The Matrix-Gaussian distribution
August 19, 2022 — February 16, 2023
Gupta and Nagar (1999):
The random matrix \(X(p \times n)\) is said to have a matrix variate normal distribution with mean matrix \(M(p \times n)\) and covariance matrix \(\Sigma \otimes \Psi\) where \(\Sigma(p \times p)>0\) and \(\Psi(n \times n)>0\), if \(\operatorname{vec}\left(X^{\prime}\right) \sim N_{p n}\left(\operatorname{vec}\left(M^{\prime}\right), \Sigma \otimes \Psi\right)\)
We shall use the notation \(X \sim N_{p, n}(M, \Sigma \otimes \Psi)\).
They prove the following theorem:
If \(X \sim N_{p, n}(M, \Sigma \otimes \Psi)\), then the p.d.f. of \(X\) is given by \[ \begin{array}{r} (2 \pi)^{-\frac{1}{2} n p} \operatorname{det}(\Sigma)^{-\frac{1}{2} n} \operatorname{det}(\Psi)^{-\frac{1}{2} p} \operatorname{etr}\left\{-\frac{1}{2} \Sigma^{-1}(X-M) \Psi^{-1}(X-M)^{\prime}\right\} \\ X \in \mathbb{R}^{p \times n}, M \in \mathbb{R}^{p \times n} \end{array} \]

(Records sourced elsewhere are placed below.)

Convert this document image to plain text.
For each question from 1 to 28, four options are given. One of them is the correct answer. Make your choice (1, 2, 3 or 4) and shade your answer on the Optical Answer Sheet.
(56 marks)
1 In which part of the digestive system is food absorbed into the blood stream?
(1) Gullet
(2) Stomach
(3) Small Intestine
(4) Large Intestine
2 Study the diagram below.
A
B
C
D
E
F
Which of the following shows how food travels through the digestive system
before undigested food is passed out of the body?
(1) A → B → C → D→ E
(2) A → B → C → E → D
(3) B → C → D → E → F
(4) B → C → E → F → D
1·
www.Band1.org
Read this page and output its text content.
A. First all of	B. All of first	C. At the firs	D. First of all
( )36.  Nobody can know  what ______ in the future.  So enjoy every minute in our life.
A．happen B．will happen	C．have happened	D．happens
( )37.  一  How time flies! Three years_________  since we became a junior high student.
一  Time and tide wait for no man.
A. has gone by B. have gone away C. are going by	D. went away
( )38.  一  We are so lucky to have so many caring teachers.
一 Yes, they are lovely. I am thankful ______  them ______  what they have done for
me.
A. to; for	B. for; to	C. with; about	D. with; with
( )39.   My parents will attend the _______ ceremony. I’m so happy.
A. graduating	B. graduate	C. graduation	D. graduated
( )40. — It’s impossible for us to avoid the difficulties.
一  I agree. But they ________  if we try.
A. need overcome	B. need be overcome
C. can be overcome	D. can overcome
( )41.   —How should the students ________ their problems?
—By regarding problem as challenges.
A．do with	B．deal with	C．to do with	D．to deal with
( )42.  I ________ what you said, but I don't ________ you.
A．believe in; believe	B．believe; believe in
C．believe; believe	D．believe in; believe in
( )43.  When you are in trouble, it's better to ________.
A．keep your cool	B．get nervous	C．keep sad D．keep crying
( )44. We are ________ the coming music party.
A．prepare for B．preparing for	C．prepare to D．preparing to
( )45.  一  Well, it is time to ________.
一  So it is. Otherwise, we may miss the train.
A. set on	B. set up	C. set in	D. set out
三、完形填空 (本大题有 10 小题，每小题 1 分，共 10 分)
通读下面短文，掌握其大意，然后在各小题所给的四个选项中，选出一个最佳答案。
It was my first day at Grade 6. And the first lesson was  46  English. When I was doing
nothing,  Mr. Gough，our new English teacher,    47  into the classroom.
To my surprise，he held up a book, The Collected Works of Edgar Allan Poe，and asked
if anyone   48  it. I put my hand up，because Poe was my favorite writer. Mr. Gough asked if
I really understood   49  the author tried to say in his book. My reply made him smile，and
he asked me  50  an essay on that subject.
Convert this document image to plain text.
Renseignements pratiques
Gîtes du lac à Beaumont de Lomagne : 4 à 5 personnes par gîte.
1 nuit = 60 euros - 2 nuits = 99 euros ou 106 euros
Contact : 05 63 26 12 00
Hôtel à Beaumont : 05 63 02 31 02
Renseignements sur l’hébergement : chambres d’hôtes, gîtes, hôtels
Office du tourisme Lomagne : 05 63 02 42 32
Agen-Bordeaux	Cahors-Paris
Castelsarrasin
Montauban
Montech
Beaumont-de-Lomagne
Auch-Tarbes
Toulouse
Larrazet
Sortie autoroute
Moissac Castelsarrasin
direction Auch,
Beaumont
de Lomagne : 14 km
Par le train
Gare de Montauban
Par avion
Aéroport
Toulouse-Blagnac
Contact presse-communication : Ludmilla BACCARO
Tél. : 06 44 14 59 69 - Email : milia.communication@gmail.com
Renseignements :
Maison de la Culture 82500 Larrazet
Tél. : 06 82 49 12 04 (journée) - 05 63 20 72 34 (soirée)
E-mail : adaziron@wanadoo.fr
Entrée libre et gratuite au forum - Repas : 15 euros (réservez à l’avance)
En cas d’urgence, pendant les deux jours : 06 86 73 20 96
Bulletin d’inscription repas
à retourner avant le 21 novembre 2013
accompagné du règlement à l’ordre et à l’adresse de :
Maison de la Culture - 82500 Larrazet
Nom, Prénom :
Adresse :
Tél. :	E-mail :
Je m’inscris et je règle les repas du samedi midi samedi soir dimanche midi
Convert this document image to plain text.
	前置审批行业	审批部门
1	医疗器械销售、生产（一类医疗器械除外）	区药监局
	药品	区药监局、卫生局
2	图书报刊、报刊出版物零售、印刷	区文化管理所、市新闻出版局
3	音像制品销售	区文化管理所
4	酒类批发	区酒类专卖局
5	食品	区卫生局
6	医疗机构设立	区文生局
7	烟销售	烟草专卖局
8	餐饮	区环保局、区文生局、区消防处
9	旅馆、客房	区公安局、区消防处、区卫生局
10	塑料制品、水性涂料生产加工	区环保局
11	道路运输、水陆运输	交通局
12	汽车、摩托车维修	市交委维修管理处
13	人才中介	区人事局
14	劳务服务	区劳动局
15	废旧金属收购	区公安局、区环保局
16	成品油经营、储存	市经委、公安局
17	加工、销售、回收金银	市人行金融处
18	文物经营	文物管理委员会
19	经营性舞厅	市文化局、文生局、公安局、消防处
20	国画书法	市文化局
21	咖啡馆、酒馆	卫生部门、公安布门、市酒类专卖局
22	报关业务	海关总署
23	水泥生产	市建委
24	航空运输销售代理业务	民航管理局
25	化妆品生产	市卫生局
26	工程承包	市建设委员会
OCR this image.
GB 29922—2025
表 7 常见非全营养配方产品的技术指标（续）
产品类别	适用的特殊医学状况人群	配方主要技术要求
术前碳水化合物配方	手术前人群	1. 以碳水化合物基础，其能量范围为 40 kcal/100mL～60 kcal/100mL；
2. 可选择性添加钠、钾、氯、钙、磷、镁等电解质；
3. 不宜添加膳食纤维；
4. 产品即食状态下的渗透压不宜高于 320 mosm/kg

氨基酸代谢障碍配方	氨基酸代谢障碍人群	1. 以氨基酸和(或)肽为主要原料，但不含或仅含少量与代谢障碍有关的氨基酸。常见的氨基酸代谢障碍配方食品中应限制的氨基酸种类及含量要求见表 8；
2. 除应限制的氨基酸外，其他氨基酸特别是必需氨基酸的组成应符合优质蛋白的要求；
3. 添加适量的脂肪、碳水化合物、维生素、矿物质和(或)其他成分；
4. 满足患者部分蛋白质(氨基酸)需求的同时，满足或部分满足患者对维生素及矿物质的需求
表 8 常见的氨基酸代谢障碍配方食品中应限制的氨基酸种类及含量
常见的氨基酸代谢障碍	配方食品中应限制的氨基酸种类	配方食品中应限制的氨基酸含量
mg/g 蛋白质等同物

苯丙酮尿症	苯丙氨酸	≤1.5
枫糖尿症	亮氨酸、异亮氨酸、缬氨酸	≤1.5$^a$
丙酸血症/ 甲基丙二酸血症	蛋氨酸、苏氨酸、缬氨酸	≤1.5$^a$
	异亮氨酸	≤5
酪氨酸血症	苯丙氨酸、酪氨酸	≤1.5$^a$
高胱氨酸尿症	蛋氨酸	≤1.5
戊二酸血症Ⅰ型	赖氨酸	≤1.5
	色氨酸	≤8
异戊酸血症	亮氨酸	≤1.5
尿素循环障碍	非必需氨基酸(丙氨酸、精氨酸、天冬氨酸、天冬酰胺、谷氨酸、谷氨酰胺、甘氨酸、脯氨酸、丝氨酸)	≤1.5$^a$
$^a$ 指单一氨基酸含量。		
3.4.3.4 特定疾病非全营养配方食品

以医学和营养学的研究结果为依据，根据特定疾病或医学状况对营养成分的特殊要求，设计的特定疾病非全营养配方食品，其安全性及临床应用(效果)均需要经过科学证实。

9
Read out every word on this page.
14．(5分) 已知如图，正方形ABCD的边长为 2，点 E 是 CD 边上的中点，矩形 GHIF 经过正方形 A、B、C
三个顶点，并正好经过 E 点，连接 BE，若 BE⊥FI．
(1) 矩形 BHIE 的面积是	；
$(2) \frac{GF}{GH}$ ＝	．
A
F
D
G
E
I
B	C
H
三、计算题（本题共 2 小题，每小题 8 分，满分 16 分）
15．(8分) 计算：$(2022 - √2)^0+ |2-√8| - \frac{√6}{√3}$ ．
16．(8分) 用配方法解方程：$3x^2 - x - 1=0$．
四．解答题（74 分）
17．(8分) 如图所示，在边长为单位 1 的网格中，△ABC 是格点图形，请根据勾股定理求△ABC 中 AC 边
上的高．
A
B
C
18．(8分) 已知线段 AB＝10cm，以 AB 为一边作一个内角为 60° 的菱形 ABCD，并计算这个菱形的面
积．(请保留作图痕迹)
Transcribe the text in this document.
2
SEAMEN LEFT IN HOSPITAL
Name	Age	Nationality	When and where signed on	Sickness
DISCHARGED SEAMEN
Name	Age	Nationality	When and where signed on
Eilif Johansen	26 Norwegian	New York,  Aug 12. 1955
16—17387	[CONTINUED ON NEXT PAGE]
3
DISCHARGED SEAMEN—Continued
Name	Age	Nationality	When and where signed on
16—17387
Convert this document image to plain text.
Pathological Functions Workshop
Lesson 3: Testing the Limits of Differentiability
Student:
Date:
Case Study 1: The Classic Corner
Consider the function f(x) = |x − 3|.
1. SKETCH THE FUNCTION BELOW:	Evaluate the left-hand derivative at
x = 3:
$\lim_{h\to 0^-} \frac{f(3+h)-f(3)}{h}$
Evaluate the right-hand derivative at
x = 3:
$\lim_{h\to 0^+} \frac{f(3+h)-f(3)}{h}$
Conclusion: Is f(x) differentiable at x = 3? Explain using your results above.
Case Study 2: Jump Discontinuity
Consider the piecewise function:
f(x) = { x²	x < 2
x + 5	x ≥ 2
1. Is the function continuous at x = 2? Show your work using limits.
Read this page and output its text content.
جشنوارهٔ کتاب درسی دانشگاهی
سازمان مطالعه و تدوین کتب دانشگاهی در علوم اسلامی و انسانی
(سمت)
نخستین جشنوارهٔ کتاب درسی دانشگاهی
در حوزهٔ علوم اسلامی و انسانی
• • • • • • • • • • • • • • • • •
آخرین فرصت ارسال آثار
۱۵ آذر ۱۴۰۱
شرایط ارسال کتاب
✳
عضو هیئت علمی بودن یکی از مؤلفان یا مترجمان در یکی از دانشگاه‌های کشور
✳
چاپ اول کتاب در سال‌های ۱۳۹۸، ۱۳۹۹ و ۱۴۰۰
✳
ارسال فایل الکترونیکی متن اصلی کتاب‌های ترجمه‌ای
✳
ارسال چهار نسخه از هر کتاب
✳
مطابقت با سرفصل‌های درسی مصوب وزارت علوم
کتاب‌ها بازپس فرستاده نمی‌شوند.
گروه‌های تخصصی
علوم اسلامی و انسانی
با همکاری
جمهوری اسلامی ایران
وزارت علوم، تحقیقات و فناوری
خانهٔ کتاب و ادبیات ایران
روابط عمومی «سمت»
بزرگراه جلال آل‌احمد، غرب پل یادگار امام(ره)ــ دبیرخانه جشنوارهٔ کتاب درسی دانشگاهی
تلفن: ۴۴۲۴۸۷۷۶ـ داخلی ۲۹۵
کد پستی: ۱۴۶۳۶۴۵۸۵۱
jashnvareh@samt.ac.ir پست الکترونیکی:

Is this the same matrix normal as discussed in scipy.stats.matrix_normal
? If so
The probability density function for matrix_normal is \[ f(X)=(2 \pi)^{-\frac{m n}{2}}|U|^{-\frac{n}{2}}|V|^{-\frac{m}{2}} \exp \left(-\frac{1}{2} \operatorname{Tr}\left[U^{-1}(X-M) V^{-1}(X-M)^T\right]\right) \] where \(M\) is the mean, \(U\) the among-row covariance matrix, \(V\) the among-column covariance matrix. The allow_singular behaviour of the multivariate_normal distribution is not currently supported. Covariance matrices must be full rank. The matrix_normal distribution is closely related to the multivariate_normal distribution. Specifically, \(\operatorname{Vec}(X)\) (the vector formed by concatenating the columns of \(X\)) has a multivariate normal distribution with mean \(\operatorname{Vec}(M)\) and covariance \(V \otimes U\) (where \(\otimes\) is the Kronecker product). Sampling and pdf evaluation are \(\mathcal{O}\left(m^3+n^3+m^2 n+m n^2\right)\) for the matrix normal, but \(\mathcal{O}\left(m^3 n^3\right)\) for the equivalent multivariate normal, making this equivalent form algorithmically inefficient.
Looks right. For an actual introduction, the section in The Book of Statistical Proof proves some useful theorems in a consistent notation.